Cada país tem o seu Elvis Presley. O do Brasil, sem dúvida, é Raul Seixas (1945-1989). O cantor e compositor baiano, aliás, adorava Elvis. Foi seu ídolo de infância, chegando a fundar em Salvador um certo Elvis Rock Club junto com o amigo Waldir Serrão.
Esta ligação e outras estão no documentário "Raul - O Início, o Fim e o Meio", em que o diretor Walter Carvalho ("Cazuza - O Tempo Não Para", "Budapeste") procura dar conta do mito e do homem Raul - um dos ídolos da música nacional que mais tem provocado um culto póstumo em torno de si, seguindo, nisso também, a saga de Elvis.
Baiano como os tropicalistas Caetano Veloso, Gilberto Gil e Tom Zé, Seixas mostrou-se mais anárquico e radical do que eles. Misturou rock com baião no primeiro grande sucesso, "Let me Sing, Let me Sing", que estourou no Festival Internacional da Canção em 1972, traduzindo nessa canção uma outra influência, de Luiz Gonzaga.
Guiado por intuição e rigor, Walter Carvalho reconstitui a trajetória explosiva de Raul, que encontra no escritor Paulo Coelho um parceiro de drogas, satanismo e sucessos como "Há Dez Mil Anos Atrás" e "Sociedade Alternativa" - esta última, valendo aos dois problemas com a ditadura militar da época, que enxergou nela uma mensagem política e, por isso, os prendeu, torturou e mandou ao exílio nos Estados Unidos.

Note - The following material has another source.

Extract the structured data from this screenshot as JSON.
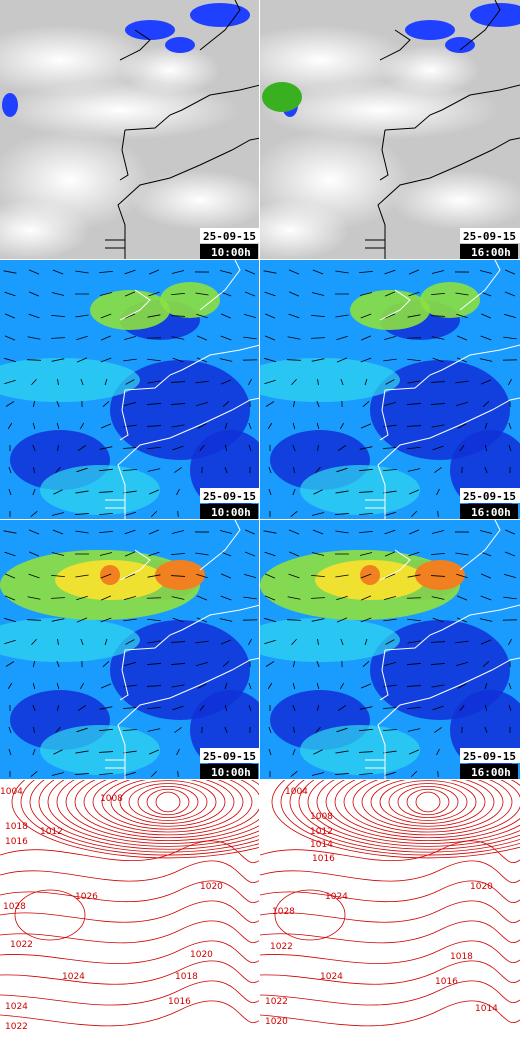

Pouco depois, o sucesso de seu disco "Gita" - que vendeu 600 mil cópias - traz Raul e Paulo Coelho de volta ao Brasil. Hoje um bem-sucedido autor internacional de romances de tempero místico, Coelho tem uma das mais saborosas participações no documentário, numa entrevista em que, em sua suntuosa casa, na Suíça, uma mosca faz uma surpreendente aparição, permitindo lembrar outra famosa música de Raul, "A Mosca na Sopa".
Com segurança, Carvalho costura depoimentos do irmão, de quatro das cinco ex-companheiras do cantor (a primeira, Edith, só participa por meio de uma carta, lida pela filha dos dois, Simone), de suas três filhas e de um neto, além de outros parceiros, como Cláudio Roberto, fãs e admiradores como Caetano Veloso, Tom Zé e Marcelo Nova.
Assim, constrói um panorama de uma vida curta, intensa e tumultuada, pontuada por alcoolismo, drogas, conflitos, mas não perde de vista a energia criativa do cantor e compositor, autor de hinos da contracultura, como "Metamorfose Ambulante".
Um grande tesouro do filme está no material de arquivo, proveniente de particulares, parentes, amigos, emissoras de tevê, contando inclusive com algumas imagens inéditas - o que consumiu cerca de 25% do orçamento total do filme (R$ 2,4 milhões), usados para pagamento de direitos.
Valeu a pena. Nada mais eloquente sobre Raul do que ele mesmo. E trechos de filmes, como "Balada Sangrenta" (1958), de Michael Curtiz, que mostra o jovem Elvis Presley no auge, e "Sem Destino" (1969), de Dennis Hopper, fecham a moldura da época que o cantor viveu tão intensamente.